Nietzsche and Overcoming Oneself

Friedrich Nietzsche (1844-1900) was a German philosopher, one of the fathers of Existentialism

 One of Friedrich Nietzsche’s major concerns is how to live our life deeply and fully. This concern is especially acute given the “death of God”: the fact that people in our modern world no longer believe in absolute values and truths. An absolute value can give us the inspiration and the power to pursue it with passion, to devote ourselves through difficulties and dangers, and thus to live fully. But this, according to Nietzsche, is no longer a viable option for us. His concern is that modern life is becoming lifeless, empty, small.

In response to this concern, Nietzsche envisions a self-transformation that would lead to a new kind of person: the overman (or “superman” in older translations). The overman is a strong and free individual who has overcome the “man” in himself, in other words the contemptible side of himself: his trivial, weak, petty tendencies. Nietzsche’s transformation is therefore a process of self-overcoming, in which the individual overcomes his own small self and creates a new, higher self—a self that is full of creative passion. Such a person creates his own values, and he lives fully and passionately in an attempt to realize them.

            Thus, a human being is not a stable state or a finished product, but rather a transition, a challenge, a mission. As Nietzsche says in his Thus Spoke Zarathustra (sections 3-4, based on Walter Kaufmann’s translation):

 

I teach you the overman. Man is something that shall be overcome. What have you done to overcome him?

      All creatures so far have created something beyond themselves; and you want to be the ebb of this great flood, and even go back to the beasts rather than overcome man?

      What is the ape to man? A laughing-stock or a painful embarrassment. And man shall be just that for the overman: a laughing-stock or a painful embarrassment.

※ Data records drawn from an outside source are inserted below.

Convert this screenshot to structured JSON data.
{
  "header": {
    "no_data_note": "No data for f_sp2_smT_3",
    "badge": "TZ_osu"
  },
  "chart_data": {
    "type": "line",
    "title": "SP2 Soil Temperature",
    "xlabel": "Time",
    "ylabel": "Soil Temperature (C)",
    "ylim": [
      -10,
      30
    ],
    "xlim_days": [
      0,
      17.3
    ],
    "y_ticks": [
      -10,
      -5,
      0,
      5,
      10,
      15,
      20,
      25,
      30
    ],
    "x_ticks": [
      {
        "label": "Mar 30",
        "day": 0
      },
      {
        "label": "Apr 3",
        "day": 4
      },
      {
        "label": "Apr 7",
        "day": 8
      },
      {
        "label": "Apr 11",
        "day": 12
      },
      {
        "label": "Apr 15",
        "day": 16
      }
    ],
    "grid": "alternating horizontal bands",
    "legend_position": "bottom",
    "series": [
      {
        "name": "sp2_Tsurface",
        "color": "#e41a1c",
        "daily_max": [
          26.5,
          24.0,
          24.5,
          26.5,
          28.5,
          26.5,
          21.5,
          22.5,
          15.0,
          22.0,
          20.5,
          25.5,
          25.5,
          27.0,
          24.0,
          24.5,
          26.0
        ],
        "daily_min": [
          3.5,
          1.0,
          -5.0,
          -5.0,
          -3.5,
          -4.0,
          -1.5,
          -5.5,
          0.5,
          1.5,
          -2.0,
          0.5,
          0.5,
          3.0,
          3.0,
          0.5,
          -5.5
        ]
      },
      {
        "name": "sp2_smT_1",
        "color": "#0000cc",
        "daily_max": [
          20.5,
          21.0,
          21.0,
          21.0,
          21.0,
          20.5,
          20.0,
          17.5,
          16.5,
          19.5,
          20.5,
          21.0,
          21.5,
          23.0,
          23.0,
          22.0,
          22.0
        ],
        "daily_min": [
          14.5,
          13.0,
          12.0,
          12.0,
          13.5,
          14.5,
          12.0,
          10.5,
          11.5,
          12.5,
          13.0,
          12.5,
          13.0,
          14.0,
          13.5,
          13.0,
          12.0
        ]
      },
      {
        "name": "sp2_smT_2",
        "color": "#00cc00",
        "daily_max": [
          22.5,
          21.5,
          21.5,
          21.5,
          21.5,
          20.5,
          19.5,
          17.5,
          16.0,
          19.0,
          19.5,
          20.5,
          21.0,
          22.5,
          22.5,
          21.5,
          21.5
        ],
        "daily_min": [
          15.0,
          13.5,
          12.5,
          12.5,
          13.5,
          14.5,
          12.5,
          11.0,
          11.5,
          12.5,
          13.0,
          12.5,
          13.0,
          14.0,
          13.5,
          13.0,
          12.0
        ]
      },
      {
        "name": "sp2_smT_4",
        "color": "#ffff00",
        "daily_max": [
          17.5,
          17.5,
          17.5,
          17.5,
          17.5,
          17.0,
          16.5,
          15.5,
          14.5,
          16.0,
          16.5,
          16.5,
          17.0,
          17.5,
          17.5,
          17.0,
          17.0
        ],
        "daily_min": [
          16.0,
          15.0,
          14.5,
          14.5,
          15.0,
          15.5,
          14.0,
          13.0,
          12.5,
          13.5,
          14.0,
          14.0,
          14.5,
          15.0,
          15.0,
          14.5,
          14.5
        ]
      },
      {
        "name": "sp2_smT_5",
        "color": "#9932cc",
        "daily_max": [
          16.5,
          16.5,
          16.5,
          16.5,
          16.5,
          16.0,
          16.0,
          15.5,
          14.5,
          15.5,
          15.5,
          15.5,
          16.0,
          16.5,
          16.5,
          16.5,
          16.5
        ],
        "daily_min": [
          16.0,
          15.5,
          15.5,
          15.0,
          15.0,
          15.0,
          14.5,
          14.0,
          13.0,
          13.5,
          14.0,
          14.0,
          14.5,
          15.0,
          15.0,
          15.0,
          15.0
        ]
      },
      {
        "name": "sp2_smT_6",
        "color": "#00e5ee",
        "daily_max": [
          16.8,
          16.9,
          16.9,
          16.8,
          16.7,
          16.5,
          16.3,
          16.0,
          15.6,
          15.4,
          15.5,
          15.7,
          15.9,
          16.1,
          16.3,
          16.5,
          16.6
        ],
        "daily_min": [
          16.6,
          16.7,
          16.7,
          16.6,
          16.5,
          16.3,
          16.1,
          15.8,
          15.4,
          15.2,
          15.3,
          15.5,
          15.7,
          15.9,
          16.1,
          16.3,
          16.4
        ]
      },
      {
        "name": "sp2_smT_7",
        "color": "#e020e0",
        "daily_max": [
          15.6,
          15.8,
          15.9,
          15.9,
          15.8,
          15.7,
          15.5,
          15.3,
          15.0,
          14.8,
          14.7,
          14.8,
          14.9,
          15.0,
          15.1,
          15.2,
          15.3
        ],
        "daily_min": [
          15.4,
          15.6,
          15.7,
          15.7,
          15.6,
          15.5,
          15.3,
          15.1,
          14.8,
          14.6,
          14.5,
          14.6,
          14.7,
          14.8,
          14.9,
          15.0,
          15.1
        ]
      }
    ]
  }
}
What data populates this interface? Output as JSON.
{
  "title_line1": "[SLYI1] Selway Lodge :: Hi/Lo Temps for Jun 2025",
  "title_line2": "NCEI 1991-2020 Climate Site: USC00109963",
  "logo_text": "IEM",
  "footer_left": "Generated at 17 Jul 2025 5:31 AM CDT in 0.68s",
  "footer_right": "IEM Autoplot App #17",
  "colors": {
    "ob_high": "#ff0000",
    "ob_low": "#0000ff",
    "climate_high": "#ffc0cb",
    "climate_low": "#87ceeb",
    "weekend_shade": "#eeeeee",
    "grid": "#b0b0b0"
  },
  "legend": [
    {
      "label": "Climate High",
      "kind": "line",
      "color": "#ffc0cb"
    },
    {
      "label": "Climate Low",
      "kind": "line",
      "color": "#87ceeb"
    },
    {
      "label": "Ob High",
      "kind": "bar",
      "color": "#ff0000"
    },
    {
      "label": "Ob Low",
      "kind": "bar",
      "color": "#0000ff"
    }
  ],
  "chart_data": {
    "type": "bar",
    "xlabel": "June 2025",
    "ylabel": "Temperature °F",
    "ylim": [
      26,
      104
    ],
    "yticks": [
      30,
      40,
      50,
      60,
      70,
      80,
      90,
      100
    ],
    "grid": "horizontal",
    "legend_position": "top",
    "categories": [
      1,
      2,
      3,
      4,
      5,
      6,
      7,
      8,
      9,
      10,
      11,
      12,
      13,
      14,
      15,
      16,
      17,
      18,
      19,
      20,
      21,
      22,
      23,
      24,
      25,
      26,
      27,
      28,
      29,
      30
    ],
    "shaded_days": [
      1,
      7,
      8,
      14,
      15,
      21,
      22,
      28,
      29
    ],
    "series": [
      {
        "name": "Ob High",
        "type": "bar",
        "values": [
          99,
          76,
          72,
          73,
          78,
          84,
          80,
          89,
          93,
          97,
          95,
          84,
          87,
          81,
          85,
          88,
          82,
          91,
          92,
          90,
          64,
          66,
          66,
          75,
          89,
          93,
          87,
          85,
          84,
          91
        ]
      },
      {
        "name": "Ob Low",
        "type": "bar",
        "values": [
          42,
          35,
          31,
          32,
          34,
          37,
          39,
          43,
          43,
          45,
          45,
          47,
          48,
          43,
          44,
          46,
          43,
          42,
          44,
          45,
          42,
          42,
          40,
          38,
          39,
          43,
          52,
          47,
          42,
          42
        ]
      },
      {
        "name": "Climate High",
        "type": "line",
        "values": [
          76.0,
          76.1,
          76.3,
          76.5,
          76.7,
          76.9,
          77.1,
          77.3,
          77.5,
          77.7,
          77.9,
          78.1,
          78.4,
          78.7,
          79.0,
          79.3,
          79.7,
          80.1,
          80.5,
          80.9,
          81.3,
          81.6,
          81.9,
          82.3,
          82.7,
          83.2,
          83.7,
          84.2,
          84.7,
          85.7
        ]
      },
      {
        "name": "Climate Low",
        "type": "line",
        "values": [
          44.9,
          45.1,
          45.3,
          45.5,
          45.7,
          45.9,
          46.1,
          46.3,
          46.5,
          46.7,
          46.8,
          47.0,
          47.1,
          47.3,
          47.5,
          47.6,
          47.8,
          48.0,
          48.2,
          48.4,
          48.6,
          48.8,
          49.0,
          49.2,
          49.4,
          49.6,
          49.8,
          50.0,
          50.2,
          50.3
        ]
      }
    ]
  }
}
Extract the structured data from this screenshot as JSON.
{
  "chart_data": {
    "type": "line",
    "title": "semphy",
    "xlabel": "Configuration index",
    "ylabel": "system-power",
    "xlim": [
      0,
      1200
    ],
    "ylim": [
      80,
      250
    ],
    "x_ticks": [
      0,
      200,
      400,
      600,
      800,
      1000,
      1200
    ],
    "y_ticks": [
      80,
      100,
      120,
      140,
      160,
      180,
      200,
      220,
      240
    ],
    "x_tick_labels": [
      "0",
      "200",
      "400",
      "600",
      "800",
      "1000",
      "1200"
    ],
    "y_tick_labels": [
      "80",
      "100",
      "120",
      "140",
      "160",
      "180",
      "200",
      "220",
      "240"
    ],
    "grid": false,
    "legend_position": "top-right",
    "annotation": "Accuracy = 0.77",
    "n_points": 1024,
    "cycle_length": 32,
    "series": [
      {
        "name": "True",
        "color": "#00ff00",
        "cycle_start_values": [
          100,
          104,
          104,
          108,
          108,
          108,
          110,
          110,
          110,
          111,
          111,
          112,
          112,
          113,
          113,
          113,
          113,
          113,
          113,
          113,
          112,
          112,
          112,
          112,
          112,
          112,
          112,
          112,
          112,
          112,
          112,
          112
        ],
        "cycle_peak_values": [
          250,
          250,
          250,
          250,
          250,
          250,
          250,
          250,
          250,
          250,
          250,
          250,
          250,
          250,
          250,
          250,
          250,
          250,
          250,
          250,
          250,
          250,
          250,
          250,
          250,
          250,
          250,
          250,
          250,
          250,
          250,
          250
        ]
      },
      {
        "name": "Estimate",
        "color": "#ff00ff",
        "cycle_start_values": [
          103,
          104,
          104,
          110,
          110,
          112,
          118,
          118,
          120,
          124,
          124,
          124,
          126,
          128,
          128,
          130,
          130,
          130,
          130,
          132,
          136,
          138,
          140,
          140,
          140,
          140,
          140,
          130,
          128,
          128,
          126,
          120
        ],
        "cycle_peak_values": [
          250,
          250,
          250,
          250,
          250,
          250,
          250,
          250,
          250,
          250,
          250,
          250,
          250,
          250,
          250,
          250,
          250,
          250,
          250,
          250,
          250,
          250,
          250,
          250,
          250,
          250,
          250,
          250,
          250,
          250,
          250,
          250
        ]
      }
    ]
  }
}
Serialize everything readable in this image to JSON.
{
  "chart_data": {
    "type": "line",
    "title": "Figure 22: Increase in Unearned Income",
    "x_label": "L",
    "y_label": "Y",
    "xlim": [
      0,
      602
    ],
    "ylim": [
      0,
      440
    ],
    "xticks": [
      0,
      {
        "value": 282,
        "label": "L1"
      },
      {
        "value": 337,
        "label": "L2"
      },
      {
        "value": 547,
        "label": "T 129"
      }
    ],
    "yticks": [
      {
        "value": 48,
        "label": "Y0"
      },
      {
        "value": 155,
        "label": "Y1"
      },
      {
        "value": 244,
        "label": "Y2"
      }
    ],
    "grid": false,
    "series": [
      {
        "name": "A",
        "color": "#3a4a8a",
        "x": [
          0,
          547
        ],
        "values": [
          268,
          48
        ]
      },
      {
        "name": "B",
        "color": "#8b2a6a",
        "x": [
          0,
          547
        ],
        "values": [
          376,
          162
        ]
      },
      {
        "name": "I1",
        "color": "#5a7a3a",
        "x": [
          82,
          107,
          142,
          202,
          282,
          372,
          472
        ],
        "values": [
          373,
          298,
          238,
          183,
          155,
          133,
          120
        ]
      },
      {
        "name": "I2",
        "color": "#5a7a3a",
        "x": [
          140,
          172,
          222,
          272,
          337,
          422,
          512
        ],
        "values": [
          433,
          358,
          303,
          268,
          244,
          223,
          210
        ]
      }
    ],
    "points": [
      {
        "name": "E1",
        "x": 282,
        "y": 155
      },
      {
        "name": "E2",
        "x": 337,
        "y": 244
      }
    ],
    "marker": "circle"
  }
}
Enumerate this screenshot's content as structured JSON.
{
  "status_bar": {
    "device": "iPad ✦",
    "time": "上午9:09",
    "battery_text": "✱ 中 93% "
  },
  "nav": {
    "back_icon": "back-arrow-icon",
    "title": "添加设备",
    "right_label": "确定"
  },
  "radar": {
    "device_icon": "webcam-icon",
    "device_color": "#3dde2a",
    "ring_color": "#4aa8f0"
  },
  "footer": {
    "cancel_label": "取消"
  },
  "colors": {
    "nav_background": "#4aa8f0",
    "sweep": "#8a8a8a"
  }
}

      (…) Behold, I teach you the overman. (…) Man is a rope stretched between beast and overman—a rope over an abyss: A dangerous crossing, a dangerous on-the-way, a dangerous looking-back, a dangerous shuddering and stopping.

 

The “man” in us—in other words, those tendencies which we need to overcome—is the man of the herd who lives a dull life that contains nothing greater than petty satisfactions and comforts. One of his central characteristics is obedience and conformism. In contrast, the overman is a free-spirited individual who creates himself.

In another section from Thus Spoke Zarathustra—“On the Three Metamorphoses”—Nietzsche describes the path of overcoming as consisting of three stages: It begins with the “camel” who carries traditional values on its back, continues to the “lion” who rejects traditional values, and ends with the “child” who creates anew. (The following is based on Walter Kaufmannn’s translation):

 

Of three metamorphoses of the spirit I tell you: how the spirit becomes a camel, and the camel a lion, and the lion, finally, a child.

      There is much that is difficult for the spirit—for the strong, reverent spirit that would bear much; but its strength demands the difficult, the most difficult.

      “What is difficult”? asks the spirit that would bear much, and kneels down like a camel wanting to be well loaded.

      “What is the most difficult, O heroes?” asks the spirit that would bear much, “that I may take it upon myself and exult in my strength?”

      (…) All these most difficult things the spirit that would bear much takes upon itself: like the camel that, burdened, speeds into the desert, thus the spirit speeds into its own desert.

      In the loneliest desert, however, the second metamorphosis occurs: here the spirit becomes a lion. He wants to conquer his freedom and be master in his own desert.

      Here he seeks out his last master: he wants to fight him and his last god; for ultimate victory he wants to fight with the great dragon.

      Who is the great dragon whom the spirit will no longer call lord and god? "Thou shalt" [=you must] is the name of the great dragon. But the spirit of the lion says “I will!”

      “Thou shalt” lies in the camel’s way, sparkling like gold, an animal covered with scales; and on every scale shines a golden "Thou shalt."

      Values, thousands of years old, shine on these scales; and thus speaks the mightiest of all dragons: “All value of all things shines on me. All values have already been created, and all created values are in me. Truly, there shall be no more ‘I will’!” Thus speaks the dragon.

      My brothers, why is there a need in the spirit for the lion? Why is the reverent beast of burden not enough?

      To create new values—that even the lion cannot do; but to create for oneself freedom for new creation—that is within the power of the lion.

      To create freedom for oneself, and a sacred "No" even to duty—for that the lion is needed, my brothers.

      To assume the right to new values—that is the most terrifying task for a reverent spirit that would bear much.

      (…) But say, my brothers, what can the child do that even the lion cannot do? Why must the preying lion still become a child?

      The child is innocence and forgetting, a new beginning, a game, a self-propelled wheel, a first movement, a sacred "Yes" [=a Yes to life].

      For the game of creation, my brothers, a sacred "Yes" is needed: the spirit now wills his own will; the spirit who had been lost to the world now conquers his own world.

      I have told you of three metamorphoses of the spirit: how the spirit became a camel, and the camel a lion, and the lion, finally, a child.